Since many indoor foliage plants are shade loving plants, these plants cannot be
produced and grown under open conditions and hence a shadenet house with a correct
percentage of shade factor plays an important role to create optimum climatic conditions and
enhance plant growth to its optimum. Shadenets are made of 100 per cent polyethylene interwoven thread with specialized Ultra-violet (UV) treatment with different shade intensities. It
provides partially controlled atmosphere by reducing light intensity and effective heat during day
time to crops grown under it (Anon., 2010).
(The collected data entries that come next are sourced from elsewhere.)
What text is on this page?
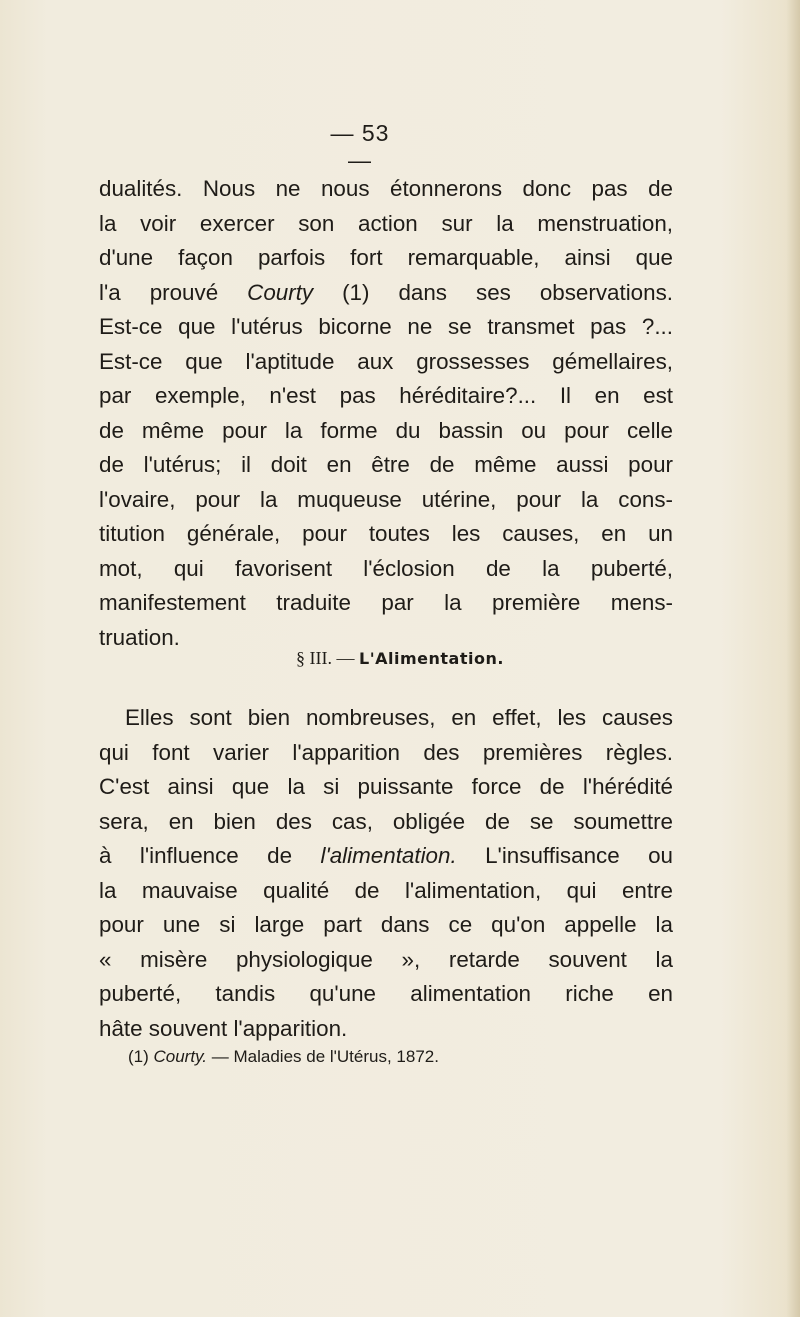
— 53 —
dualités. Nous ne nous étonnerons donc pas de
la voir exercer son action sur la menstruation,
d'une façon parfois fort remarquable, ainsi que
l'a prouvé Courty (1) dans ses observations.
Est-ce que l'utérus bicorne ne se transmet pas ?...
Est-ce que l'aptitude aux grossesses gémellaires,
par exemple, n'est pas héréditaire?... Il en est
de même pour la forme du bassin ou pour celle
de l'utérus; il doit en être de même aussi pour
l'ovaire, pour la muqueuse utérine, pour la cons-
titution générale, pour toutes les causes, en un
mot, qui favorisent l'éclosion de la puberté,
manifestement traduite par la première mens-
truation.
§ III. — L'Alimentation.
Elles sont bien nombreuses, en effet, les causes
qui font varier l'apparition des premières règles.
C'est ainsi que la si puissante force de l'hérédité
sera, en bien des cas, obligée de se soumettre
à l'influence de l'alimentation. L'insuffisance ou
la mauvaise qualité de l'alimentation, qui entre
pour une si large part dans ce qu'on appelle la
« misère physiologique », retarde souvent la
puberté, tandis qu'une alimentation riche en
hâte souvent l'apparition.
(1) Courty. — Maladies de l'Utérus, 1872.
Taking advantage of plants response to various wave lengths in a light source, efforts to
manipulate plant morphology and physiology using photoselective filters have been going on for
decades especially in green house environments. In this regard, use of coloured shadenets or
photo-selective nets is an emerging technological approach. On top of physical protective
functions and environmental modifications, these nets are unique as they are designed in such a
way that they both spectrally modify as well as scatter transmitted light. The colour of the net is
obtained by mixing chromatic additives to high density polyethylene (HDPE) grains before the
production of the compound (Castellano et al., 2008). In order to increase light scattering from
these nets, various light dispersive additives are added apart from chromatic additives during
manufacturing.
Photo-selective nets include ‘Coloured-colour nets’ (e.g., red, yellow, green, blue net
products) and “neutral-colour nets” (e.g., pearl, white and grey). Unlike black shade nets, the
coloured nets differentially and specifically modify the incident light in either, ultra-violet (UV), the
visible or the far red (FR) spectral regions and at the same time enhance the relative content of
scattered light and or absorb part of infra-red (IR) radiation. Unlike plastic films, the nets are
composed of both holes and plastic threads. Therefore, the fraction of light that passes freely
through the holes remains unchanged in its quality, while the fraction hitting the threads comes
out of the net both spectrally modified and scattered. The spectral manipulation promotes desired
physiological responses, while light scattering improves light penetration in to the plant canopy
(Shahak et al., 2004; Shahak, 2008).
Indoor plants are produced and marketed by various nursery-men in Karnataka and the
demand for quality indoor plants by interior-scapers and other consumers are gaining popularity
especially in Bangalore. Presently, shadenets are available in different colours viz., white, black,
red, blue, yellow and green and also in combinations. Recently, some nursery-men have started
to use these coloured shadenets as a covering material in shadenet houses. Even though these
nets have been tested in over 30 countries and for about more than 56 crops with promising
results (Ganelevin, 2008) there is limited consistent scientific data or evidence to say that a
particular coloured shadenet suits best for the production of indoor plants with desired growth
habit.
As research in this field is limited in India and global level, especially for indoor plants and
keeping the above points in view, in order to generate information for the local conditions, the
present investigation was taken up, with the following objectives.
1. To evaluate the effect of different coloured shadenets on growth and performance of
indoor foliage plants.
2. To assess variations in different pigment levels as influenced by different coloured
shadenets.
3. To identify the best shadenet for good growth and quality of indoor plants.